Obtaining a Ph.D. in Communication in 1987, Overton studied as a Gregory Fellow and a College of Arts and Science Graduate Fellow at the University of Missouri, His area of concentration was organizational communications with collateral work in community development. His ongoing research in organizational communication focuses on 501 (c)(3) not-for-profit, community-based organizations, exploring ways to develop and strengthen the vital contribution they make to the community-making process.

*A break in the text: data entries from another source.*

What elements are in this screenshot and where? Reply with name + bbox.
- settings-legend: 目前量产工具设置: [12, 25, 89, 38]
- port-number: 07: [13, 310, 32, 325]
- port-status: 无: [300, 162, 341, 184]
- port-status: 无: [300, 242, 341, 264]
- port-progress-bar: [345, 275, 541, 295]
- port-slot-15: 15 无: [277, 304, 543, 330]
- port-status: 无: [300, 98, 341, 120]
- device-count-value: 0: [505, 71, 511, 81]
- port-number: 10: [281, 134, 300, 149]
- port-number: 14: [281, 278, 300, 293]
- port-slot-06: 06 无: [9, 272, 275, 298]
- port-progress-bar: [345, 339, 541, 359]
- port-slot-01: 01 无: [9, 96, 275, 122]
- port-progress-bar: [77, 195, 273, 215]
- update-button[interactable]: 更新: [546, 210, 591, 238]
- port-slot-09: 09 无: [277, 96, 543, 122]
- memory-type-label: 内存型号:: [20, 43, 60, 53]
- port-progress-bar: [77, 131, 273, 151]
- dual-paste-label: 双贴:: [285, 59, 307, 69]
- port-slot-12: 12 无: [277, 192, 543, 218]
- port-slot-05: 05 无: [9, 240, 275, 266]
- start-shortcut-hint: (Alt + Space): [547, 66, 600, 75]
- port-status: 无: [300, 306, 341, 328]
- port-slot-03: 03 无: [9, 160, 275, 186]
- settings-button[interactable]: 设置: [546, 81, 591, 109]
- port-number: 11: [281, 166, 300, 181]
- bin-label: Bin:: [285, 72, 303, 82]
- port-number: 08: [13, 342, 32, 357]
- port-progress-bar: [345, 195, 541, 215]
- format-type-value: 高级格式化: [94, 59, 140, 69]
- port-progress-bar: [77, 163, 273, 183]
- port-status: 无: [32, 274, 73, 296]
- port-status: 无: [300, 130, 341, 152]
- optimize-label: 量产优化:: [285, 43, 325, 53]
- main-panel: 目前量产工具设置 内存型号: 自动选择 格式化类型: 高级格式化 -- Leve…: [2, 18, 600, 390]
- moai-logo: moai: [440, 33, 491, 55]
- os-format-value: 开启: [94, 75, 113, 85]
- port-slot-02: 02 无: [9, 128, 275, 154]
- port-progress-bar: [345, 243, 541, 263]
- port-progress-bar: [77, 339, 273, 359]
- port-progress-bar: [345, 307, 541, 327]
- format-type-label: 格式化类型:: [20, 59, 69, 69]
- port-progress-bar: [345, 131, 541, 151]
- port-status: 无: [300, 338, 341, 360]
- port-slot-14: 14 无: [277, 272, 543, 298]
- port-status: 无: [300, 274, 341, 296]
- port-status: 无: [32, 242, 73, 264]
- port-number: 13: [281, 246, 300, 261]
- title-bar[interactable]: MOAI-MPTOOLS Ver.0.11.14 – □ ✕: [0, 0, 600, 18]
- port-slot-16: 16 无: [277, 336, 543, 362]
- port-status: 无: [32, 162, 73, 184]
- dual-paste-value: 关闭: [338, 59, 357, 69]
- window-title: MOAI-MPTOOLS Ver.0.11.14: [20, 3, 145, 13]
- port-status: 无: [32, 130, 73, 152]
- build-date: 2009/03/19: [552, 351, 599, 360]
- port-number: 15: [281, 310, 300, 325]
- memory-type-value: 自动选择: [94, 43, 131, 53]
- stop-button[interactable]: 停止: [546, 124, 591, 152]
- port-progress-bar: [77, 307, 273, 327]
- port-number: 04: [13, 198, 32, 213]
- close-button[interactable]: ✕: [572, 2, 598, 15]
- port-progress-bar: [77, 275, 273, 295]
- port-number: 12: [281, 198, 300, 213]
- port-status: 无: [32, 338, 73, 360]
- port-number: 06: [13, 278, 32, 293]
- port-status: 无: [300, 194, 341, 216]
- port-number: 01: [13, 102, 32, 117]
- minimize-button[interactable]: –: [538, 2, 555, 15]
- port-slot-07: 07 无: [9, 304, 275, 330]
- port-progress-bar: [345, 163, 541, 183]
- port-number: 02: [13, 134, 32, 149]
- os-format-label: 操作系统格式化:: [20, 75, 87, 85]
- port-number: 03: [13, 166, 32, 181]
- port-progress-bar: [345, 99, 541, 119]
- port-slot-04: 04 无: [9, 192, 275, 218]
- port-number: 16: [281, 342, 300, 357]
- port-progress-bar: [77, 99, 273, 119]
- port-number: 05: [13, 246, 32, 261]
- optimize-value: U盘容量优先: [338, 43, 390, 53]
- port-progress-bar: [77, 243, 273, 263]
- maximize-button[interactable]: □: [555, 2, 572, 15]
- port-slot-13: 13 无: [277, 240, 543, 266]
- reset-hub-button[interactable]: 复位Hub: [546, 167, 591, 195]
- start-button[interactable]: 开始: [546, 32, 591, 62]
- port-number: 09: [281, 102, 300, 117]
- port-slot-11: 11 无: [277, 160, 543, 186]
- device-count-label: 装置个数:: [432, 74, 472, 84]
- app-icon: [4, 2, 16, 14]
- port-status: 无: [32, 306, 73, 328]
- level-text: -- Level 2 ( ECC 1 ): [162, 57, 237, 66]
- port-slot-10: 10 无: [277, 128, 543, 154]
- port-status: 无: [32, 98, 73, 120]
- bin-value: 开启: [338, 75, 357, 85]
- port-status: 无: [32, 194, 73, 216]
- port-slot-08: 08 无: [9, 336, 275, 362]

Patrick’s work through the Front Porch Institute focuses on non-profit, community-based organizational development, facility assessment, strategic planning, cultural assessment, and cultural planning. While he works with organizations of all types and sizes, he continues to address the special needs of smaller organizations in rural and small communities. His workshop topics include nonprofit organizational development, paid and non-paid staff development (in particular, managing stress and burnout), grant writing, board development, cultural diversity, arts education and exploration of the relationship between the arts, healing and spirituality.

A teacher, scholar, poet, playwright, author, lyricist, speaker, and visual artist, Patrick has devoted his entire adult life to exploring human communication, designing and building organizational systems that enhance the development of the human community, and creating innovative resource networks to help people in rural and small communities nurture the invisible culture of “Rural Genius.”

Patrick is an ordained minister in the Christian Church (Disciples of Christ), having served as a bi-vocational parish minister to rural and small community churches for eighteen years. A native Californian raised in the San Francisco Bay Area, he lived 31 years in the Midwest. Overton currently lives in Astoria, Oregon, where he resides with his wife, Lindi.